NDC – Vous vieillissez vous aussi… Est-ce qu’il y a des attitudes qui vous surprennent lorsque vous réfléchissez à cette situation?

J. L. –J’ai enseigné la gérontologie et je m’étais promis que j’écrirais le journal de mon vieillissement. Je voulais interpréter le phénomène du vieillissement chez moi. Je viens juste de commencer à l’écrire à l’âge de 78 ans. Pourquoi? Je n’étais pas assez vieux! Je suis encore en excellente santé. Il faut savoir que le vieillissement n’est pas une maladie. Il faut que je me rende compte que je suis vieux même si je suis encore assez efficace. Je ressens un malaise dans tout ce que je fais et je l’interprète de cette manière. Je fais encore de belles activités qui m’émerveillent. Contrairement à ce que je vivais à l’âge de 16 ans où la vie était un projet, je suis obligé de constater que ma vie n’est plus un projet. Je peux encore avoir des projets comme celui de faire un voyage.

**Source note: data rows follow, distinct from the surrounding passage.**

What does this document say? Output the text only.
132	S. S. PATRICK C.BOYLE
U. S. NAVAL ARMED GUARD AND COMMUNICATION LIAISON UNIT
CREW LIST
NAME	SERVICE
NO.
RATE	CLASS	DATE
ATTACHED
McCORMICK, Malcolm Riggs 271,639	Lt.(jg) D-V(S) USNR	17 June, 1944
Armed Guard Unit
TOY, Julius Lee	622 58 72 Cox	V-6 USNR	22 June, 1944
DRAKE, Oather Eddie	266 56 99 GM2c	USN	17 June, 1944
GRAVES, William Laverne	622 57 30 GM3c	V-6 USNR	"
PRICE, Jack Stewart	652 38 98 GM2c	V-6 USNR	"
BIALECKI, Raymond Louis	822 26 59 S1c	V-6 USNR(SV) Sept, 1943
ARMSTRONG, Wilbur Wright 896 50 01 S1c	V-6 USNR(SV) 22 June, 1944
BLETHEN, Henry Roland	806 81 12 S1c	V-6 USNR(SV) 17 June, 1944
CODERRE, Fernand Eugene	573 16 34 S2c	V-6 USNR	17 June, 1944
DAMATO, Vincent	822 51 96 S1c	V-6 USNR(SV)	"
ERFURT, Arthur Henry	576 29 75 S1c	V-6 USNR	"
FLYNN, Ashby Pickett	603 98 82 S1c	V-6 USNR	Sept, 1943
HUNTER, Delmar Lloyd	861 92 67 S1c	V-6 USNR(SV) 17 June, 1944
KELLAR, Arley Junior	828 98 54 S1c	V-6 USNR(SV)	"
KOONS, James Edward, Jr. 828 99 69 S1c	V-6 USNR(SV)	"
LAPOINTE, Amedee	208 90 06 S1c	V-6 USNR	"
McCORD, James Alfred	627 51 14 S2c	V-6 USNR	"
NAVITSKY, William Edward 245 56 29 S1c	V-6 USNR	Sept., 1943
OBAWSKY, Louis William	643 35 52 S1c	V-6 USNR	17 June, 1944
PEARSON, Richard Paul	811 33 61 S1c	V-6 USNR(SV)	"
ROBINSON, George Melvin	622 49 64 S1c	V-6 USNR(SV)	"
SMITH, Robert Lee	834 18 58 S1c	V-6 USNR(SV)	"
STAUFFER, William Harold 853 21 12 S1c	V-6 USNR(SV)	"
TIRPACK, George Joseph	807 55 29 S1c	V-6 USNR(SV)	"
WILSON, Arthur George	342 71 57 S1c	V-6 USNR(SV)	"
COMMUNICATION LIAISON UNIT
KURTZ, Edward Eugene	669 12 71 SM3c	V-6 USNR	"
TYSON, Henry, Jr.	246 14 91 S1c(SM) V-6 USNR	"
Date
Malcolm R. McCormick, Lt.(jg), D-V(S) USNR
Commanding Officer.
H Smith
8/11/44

Mais comme tel, je n’ai plus à construire ma vie. À mon âge, je suis obligé de dire que ma vie a été un projet.

En gérontologie on dit qu’un des procédés du bien vieillir consiste à porter un regard sur ce que nous avons fait, à évoquer des souvenirs sans radoter. Il faut être capable de voir sa vie dans son ensemble et lui donner un sens et une valeur. Il faut arriver à dire que ma vie a été belle parce qu’elle a été ma vie. Je vais mal vieillir si je ne suis pas capable de dire cela. Je peux ressentir du regret face à certains événements mais ma vie n’aurait pas été ma vie s’ils n’avaient pas été là. Il faut les assumer.

Je sens que j’entre maintenant dans une étape de ma vie qui précède la vie éternelle. Je perçois que la vie ne se termine pas avec la mort. La mort est un point critique. Quelle sera l’étape suivante? Je me sens comme devant un tableau de Jean-Paul Lemieux. Le même paysage va se  continuer mais je pourrai aller au-delà de l’horizon connu. Ma création va se continuer au-delà de la mort. La mort fait partie de la création. La création se continue non pas malgré la mort mais par la mort. La mort est une transition si absolue que ce qui arrive après doit lui être proportionnée. Je  vais vers l’absolu pour lequel je sens que je suis fait.

NDC – Avez-vous rencontré des gens qui ont accepté ce cheminement?

J. L. – Je pense à mon beau-père. C’était un industriel. C’était un bon pratiquant.  Il est mort d’un cancer. Je lui ai posé la question à savoir s’il avait peur de mourir. Il me répondit : « Quand j’ai vu que tout était fini pour moi, j’ai dit au Sacré Cœur : ‘Vous avez voulu mener ma vie, je ne vous ai pas laissé faire, maintenant, je vous laisse la mener.’ » Il disait dans ses mots la phrase que Jésus a adressée en croix à son Père : « Je remets mon esprit entre tes mains.» Il avait confiance.